The Chichester Macbeth

A week ago last Wednesday evening I took a trip to Brooklyn and left my world. A friend and I went to the Brooklyn Academy of Music's Paul Harvey Theater and saw the Chichester Festival Theatre's production of Macbeth.

Just to get this out of the way: that was one of the (and possibly the) best production(s) of Shakespeare I have ever seen. I just know that I'm still openmouthed, days later, when I spend any time thinking about the show.

The Production

I have some small background from long ago in technical theater. As a result, probably the first thing I see is the set and lighting design. I never worked in sound, so although I'll notice extremely good, very interesting or abysmally bad sound work, I won't really register good, solid production work. One of the first things you can analyze about a Shakespeare production is the choice of sets. The original stagings at The Globe Theatre were, if history is to be believed, minimally built and propped, eschewing realism for production flexibility. As Shakespeare migrated to film, however, increasingly realistic (or even location) sets came into use as the technology made this possible. Modern theater productions, with their access to advanced staging technology, have a dizzying choice of styles. Some shows remain minimalist; others make clever use of a limited number of detailed sets, and some become interpretive - using scenery and props deliberately different from those which Shakespeare and his troupe would have had.

There are a few reasons a show might go the interpretive route. One is that the adaptation of the show to a 'new' or 'non-period' production is, in itself, one of the dimensions in which modern productions of Shakespeare can differentiate themselves without changing the actual text of the play. Sets and costumes can be used to evoke particular sets of imagery and ideas in the audience; in fact, mere hints, when done skillfully, can serve as 'shorthand' for entire realms of transposition.

This is the path that Rupert Goold appears to have taken. When you file into the theater to be seated, the set is visible, with no curtains. The Paul Harvey theater has a low stage, with seating rising from the stage and the front seats on a level with the performer's floor. For this show, a single room has been constructed on the stage. But even before that is clear, I have to talk about the lights.
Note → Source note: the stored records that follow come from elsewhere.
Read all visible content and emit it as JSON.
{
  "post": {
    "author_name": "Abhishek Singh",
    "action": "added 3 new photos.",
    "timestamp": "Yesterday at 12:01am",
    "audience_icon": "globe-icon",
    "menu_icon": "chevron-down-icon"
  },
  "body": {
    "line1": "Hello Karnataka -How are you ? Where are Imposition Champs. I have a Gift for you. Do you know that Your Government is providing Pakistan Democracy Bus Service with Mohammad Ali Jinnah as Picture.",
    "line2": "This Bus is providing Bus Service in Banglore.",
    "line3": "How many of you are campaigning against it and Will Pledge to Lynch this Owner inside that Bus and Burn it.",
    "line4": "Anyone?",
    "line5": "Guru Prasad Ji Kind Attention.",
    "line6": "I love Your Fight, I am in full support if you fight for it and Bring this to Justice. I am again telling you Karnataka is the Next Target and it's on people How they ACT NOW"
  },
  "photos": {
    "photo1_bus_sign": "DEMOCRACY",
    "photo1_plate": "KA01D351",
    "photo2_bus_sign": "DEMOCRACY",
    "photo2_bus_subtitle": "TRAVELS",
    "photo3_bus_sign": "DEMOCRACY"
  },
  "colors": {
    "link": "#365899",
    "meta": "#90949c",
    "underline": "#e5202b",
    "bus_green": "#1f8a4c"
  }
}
The entire height of the stage area, reaching all the way to the arch of the proscenium, is bared. The walls of the room at the bottom extend upwards to infinity, painted matte black to deaden them out of view, but no curtains or drops are used. As a result, the room that the stage contains would normally soar upwards, an open cathedral-like space.

Instead, hanging down to almost head height by cables, are a dozen or so shaded lamps, reminiscent of 1940s hanging lights. The theme, indeed, is one of the early middle 20th century, with grimy white tiled walls and, at the back of the stage, a doorway barred by sliding gates in the style of an early elevator. An industrial looking refrigerator looms against the back wall, a primitive-looking television set atop it, a call button for the elevator bracketed to the wall next to it. Across the stage, around the corner of the wall and past the doorway, there is a large metal work table (almost a counter) and an old-fashioned steam radiator sits against the tiled wall nearly at the stage left border. The walls end both stage left and stage right in a blank space where doors would quite conceivably be in this notional room. The lights, though - the lights take this soaring space, and by hanging the illumniation down to such a low level, coupled with the height of the tiled walls, manage to instantly convert this airy room into a basement. It's definitely a basement.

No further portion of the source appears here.